• ing. mahkeme
  • ing. saray
  • (bkz: nike court)
  • ing. kur yapmak
  • ing. (başka bir anlamı) bir hükümdarın* genelde yakınında bulundurduğu, yüksek önem taşıyan çalışanları, danışmanları, stratejistleri, bilim adamları, komutanları vs. bunlara verilen kolektif isim yani. retinue ile aynı şey gibi.
  • 34. istanbul film festivali kapsamında gösterilen, hint adalet anlayışını sorgulayan film. filmi seyrederken, memleketteki adalet anlayışıyla hint sisteminin arasında -özellikle de olmayan suçlar yaratılıp bunun üzerinden hapis yatılması açısından- hiçbir farkın olmaması insanda olumsuz anlamda karışık duygular yaratıyor. kısaca, adaletin yozlaşması konusunda coğrafyaların hiçbir farkı kalmıyor.
  • ing. yaranmaya çalışmak

    at last, one of the goddesses who had hopelessly courted him got angry and cursed him. love...
  • ingilizce telaffuzu kuord gibi bir sey. her duydugumda kürtlerden*bahsediliyor saniyorum... aaa bir dakka yoksa? evet evet dağ türklerinin yürürken çıkardıkları ses kart kurt degil "court court"du. zaten bu yuzden kürtler surekli mahkemelerde surunuyor. normal yani.
  • orta sınıf ahlakının ne kadar siktiri boktan bir şey olduğunu altını çizen güzel film. filmin bence tek kusuru zengin veya kendini bir şekilde kurtarmış sınıfın tarafından hikayeyi anlatması. kusurları vardır ancak doğru olan taraf parası olan taraftır demeye yazıyor sanki.

    --- spoiler ---

    statükoya boyun eğmiş, dişlideki bir çarka dönüşmüş insanların başka insanların hayatına -özellikle bu kişi ideolojik olarak sizin karşınızdaysa- son derece duyarsız olması ve sizi yargılarken hiçbir vicdan mekanizmasına dahil etmemesini çarpıcı bi şekilde anlatmış.

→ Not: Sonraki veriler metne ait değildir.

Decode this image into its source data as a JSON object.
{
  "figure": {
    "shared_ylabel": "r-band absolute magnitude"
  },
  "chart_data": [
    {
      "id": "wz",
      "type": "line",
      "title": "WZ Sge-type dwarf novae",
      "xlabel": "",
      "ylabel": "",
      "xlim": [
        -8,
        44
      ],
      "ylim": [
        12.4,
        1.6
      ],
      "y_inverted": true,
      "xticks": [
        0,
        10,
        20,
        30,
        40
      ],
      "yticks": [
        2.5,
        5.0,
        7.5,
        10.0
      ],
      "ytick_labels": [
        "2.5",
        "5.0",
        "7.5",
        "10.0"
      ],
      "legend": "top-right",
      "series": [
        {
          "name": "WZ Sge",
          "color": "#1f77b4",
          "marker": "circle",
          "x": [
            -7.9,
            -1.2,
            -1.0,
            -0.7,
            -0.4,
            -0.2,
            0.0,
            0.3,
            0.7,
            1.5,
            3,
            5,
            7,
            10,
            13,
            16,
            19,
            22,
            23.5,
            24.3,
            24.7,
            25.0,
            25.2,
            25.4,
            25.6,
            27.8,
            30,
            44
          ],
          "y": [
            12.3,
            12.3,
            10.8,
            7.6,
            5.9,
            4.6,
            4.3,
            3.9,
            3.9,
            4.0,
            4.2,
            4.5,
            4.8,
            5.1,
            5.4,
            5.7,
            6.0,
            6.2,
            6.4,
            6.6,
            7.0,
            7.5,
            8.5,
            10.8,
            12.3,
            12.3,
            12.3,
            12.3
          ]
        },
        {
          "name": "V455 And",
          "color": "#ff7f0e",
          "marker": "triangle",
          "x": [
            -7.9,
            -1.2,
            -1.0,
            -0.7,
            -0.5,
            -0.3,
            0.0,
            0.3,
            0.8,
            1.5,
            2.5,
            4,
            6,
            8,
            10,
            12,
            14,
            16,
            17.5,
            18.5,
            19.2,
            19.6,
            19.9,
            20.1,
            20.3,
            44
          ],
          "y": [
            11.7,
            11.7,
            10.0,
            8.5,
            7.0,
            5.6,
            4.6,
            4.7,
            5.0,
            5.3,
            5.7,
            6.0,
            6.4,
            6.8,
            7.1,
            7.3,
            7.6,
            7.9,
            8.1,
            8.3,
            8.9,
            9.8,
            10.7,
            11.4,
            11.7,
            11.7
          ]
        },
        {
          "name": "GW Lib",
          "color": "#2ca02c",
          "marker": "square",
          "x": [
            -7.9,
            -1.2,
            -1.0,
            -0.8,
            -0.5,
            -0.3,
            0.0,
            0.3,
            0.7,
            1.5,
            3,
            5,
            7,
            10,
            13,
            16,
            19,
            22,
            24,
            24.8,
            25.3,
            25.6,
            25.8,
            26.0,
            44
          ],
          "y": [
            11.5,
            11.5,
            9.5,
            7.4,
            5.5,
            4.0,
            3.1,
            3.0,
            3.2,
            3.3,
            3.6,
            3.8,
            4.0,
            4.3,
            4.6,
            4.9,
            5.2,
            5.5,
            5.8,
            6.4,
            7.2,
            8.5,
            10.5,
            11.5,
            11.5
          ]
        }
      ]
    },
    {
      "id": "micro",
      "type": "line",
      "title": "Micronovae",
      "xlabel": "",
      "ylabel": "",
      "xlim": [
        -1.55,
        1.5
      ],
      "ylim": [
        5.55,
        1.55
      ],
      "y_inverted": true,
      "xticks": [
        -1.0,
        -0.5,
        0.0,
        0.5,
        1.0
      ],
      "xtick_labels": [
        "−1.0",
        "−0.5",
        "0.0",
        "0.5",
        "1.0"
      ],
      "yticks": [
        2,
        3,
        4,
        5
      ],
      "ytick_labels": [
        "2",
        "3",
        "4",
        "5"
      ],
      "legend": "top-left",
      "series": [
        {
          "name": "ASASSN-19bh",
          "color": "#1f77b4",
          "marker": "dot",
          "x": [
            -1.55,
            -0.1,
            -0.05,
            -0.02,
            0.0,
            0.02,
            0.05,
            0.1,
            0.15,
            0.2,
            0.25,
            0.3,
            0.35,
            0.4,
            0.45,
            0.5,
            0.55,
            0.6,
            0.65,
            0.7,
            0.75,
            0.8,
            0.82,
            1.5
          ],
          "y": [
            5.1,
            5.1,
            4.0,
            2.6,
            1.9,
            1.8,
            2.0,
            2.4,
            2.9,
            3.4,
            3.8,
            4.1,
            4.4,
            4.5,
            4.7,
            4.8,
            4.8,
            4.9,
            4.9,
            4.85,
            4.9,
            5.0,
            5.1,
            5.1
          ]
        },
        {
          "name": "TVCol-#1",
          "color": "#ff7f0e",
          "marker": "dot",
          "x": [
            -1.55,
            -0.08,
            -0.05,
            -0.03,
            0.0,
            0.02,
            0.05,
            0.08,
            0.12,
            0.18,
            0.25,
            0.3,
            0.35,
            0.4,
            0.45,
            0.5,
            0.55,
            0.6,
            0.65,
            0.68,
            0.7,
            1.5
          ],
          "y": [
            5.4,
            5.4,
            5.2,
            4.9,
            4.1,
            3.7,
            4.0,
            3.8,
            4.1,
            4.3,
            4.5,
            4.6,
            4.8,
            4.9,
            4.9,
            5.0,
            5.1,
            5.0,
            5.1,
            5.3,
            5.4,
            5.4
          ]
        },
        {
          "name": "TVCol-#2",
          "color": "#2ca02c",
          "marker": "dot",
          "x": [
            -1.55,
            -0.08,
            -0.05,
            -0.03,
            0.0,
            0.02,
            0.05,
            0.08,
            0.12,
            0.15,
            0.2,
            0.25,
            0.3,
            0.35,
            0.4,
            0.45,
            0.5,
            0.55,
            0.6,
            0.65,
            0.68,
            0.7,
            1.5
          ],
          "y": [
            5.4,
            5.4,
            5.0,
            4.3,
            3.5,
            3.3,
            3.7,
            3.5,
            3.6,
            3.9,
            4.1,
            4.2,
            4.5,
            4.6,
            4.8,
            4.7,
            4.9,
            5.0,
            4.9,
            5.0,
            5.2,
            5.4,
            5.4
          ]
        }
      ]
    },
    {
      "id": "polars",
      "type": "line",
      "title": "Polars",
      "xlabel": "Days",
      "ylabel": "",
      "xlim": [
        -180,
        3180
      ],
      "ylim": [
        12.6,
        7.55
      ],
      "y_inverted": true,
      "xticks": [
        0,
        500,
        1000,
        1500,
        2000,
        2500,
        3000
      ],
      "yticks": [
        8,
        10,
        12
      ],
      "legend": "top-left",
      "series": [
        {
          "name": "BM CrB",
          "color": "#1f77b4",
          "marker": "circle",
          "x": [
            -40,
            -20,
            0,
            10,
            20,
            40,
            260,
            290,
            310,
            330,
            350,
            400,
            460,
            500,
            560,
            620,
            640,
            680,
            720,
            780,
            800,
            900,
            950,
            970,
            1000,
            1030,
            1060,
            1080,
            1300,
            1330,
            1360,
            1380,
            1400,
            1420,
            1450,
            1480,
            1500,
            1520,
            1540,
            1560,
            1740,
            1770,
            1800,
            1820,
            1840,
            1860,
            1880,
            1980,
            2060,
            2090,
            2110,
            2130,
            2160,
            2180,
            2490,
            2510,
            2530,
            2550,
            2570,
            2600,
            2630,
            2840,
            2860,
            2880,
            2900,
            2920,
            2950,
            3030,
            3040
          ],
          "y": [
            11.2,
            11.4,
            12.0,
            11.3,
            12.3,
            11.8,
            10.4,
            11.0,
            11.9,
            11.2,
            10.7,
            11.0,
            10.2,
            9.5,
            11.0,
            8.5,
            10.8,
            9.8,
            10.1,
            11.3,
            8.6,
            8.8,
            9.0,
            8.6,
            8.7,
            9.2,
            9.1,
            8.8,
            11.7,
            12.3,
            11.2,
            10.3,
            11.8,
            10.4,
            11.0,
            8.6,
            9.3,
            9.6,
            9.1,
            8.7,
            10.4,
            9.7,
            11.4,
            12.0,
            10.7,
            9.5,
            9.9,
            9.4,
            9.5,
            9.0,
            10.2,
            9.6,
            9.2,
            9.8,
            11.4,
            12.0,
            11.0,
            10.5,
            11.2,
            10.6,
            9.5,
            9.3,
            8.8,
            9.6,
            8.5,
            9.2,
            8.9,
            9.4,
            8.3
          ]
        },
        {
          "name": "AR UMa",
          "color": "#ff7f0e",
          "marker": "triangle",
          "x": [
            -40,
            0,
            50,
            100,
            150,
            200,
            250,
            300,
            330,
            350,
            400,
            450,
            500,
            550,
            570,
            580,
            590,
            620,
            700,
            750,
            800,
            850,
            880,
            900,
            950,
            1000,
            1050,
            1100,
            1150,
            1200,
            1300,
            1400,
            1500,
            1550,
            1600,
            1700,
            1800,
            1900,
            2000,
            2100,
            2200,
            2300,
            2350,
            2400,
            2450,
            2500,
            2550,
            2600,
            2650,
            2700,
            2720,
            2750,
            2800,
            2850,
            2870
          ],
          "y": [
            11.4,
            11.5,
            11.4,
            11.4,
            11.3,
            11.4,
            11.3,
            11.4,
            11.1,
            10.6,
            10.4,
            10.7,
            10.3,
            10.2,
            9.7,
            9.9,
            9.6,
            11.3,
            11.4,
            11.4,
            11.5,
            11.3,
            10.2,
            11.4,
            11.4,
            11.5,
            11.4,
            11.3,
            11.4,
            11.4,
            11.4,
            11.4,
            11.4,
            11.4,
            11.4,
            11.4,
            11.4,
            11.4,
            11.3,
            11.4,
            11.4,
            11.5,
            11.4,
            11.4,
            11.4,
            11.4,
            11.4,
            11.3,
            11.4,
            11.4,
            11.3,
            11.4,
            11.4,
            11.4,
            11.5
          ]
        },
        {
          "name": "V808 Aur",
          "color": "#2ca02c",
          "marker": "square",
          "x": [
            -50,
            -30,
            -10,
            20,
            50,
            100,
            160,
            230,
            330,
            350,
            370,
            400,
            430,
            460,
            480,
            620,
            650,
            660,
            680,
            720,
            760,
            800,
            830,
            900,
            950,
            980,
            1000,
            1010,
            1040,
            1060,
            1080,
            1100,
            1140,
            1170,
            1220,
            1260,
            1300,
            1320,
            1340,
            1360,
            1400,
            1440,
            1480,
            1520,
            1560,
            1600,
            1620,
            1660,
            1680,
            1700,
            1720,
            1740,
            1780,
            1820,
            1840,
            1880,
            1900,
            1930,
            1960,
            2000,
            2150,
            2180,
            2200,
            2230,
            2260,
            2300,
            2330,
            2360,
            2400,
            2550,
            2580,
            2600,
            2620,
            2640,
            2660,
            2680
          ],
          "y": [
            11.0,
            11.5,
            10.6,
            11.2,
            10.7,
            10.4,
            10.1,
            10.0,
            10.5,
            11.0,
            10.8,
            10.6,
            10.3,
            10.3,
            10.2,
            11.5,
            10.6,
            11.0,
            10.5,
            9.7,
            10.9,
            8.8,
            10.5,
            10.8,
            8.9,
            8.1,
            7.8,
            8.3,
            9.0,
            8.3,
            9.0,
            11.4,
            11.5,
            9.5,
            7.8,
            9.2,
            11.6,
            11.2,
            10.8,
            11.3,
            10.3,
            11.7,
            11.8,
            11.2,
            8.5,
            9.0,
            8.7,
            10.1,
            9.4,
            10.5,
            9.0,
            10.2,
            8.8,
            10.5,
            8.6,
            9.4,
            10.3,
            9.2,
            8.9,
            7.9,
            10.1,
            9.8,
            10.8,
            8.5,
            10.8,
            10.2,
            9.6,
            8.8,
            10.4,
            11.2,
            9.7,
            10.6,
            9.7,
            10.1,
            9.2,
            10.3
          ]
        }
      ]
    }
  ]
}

    boomer'ların gençlerin önünü tıkamakla kalmayıp onları hizaya getirme çabasının ne kadar acizce bir şey olduğuyla da noktalamış
    --- spoiler ---

    türkiyedeki bu abuk adalet sisteminin her anlamda hindistanda olduğunu görünce gazneli mahmut boşuna çalışmamış diyorsunuz. mutlaka izleyin.